Another Sunday evening... another work week to come - that means, what to do for lunch? last week was red meat and beans, this week - fish, shellfish and lentils. another winner me thinks. I'm sure Julie will voice her opinion if she doesn't like it...
my suggestions for this stew:
1 x yellow onion, chopped and diced
6 x cloves of garlic, finely minced
1 x bulb of fennel - chopped
1 x small celeriac (celery root) - peeled and chopped
1 x carrot - peeled and chopped
1 x red pepper - chopped
1 x yellow pepper - chopped
2 x hot red peppers - chopped (i leave the seeds in... adds some heat)
1 c. green dry lentils
1 x bottle clamato juice
1 large tin tomatoes (stewed is best)
1/4 c. red wine - pick something you'd drink. if you wouldn't drink it, why cook with it?
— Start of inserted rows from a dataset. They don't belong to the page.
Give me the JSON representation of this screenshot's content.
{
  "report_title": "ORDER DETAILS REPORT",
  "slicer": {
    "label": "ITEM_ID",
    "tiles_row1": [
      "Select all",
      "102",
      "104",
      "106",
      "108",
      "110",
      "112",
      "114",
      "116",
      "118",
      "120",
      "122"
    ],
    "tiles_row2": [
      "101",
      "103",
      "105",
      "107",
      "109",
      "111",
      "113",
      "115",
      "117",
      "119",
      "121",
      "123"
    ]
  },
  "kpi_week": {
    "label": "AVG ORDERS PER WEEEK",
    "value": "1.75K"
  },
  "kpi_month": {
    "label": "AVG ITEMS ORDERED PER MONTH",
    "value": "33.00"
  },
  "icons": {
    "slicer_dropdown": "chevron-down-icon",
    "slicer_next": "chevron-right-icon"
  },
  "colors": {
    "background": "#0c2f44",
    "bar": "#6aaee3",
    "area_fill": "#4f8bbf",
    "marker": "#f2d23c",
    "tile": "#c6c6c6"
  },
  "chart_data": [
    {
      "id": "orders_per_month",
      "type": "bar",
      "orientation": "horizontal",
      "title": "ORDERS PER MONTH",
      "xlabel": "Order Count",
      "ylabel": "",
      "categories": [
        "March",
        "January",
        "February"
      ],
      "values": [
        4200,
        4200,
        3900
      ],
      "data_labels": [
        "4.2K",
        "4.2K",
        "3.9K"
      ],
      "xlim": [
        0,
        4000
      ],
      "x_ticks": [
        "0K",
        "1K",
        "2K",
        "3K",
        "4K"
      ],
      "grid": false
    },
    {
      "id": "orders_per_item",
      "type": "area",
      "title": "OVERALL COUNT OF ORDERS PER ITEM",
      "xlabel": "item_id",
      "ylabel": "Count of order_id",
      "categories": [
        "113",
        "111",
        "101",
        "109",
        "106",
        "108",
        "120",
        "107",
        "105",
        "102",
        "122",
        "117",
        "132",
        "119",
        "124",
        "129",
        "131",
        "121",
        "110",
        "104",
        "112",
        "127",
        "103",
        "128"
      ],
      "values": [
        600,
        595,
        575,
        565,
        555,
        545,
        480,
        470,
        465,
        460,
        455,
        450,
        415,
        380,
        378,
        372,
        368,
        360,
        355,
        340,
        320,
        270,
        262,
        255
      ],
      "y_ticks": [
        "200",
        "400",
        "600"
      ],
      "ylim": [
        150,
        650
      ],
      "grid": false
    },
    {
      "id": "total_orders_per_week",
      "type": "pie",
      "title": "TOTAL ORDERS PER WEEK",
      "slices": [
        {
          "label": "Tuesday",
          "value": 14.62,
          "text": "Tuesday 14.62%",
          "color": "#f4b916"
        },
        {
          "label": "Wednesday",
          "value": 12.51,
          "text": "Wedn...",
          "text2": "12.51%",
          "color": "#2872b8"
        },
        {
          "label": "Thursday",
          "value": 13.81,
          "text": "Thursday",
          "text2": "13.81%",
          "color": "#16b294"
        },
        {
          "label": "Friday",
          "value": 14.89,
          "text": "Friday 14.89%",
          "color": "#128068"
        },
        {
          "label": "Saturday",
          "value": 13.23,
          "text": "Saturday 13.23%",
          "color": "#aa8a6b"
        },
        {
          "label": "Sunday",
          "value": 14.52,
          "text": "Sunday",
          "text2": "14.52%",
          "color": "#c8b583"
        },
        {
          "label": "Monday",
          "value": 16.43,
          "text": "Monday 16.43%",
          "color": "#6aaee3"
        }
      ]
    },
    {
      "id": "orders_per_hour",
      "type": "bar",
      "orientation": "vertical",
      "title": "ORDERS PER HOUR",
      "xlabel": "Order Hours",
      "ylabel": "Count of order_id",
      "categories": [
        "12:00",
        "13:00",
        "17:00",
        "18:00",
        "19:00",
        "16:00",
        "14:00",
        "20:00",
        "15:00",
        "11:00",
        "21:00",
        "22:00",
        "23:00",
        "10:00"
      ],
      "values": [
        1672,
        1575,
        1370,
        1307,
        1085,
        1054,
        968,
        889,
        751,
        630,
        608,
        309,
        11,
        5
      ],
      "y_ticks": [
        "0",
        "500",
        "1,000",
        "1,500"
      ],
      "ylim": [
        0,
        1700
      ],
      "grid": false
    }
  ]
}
1 x stalk lemon grass, chopped in about 1 inch pieces
1 x lime - zest and the juice
2 tbsp tomato paste
1 tsp star anise (you can get them already in seeds or ground the larger pieces)
salt and pepper to taste
Fish (these are my choices today)
2 x fillets haddock
2 x fillets cod
2 c. mixed shellfish
Now... in a large pot over medium high heat, heat 2 tsp of olive oil. Once heated, add the onion, let it sweat a bit, and then add the garlic. Once the onion and garlic have cooked down a bit, add the chopped fennel, celeriac, carrot and sweet peppers. Let them cook down a bit - stir every once and a while. Add the star anise, lemon grass, hot peppers, lime zest and juice and lentils. Stir all the spices and peppers to the veggies so that everything is well blended. Add add the liquid and bring the pot to a boil. Cover and let simmer. Now add the good stuff... the FISH! Include the chopped haddock, the cod and the mixed shellfish. You want to make sure that all the fish are covered by the tomato stew - you're basically poaching the fish in the broth. Add the tomato paste so that the stew thickens and leave it on a lower heat to quietly simmer (uncovered)...
Use whatever meaty fish you feel like eating - or whichever one "catches" (ha ha) your fancy... it really is up to you.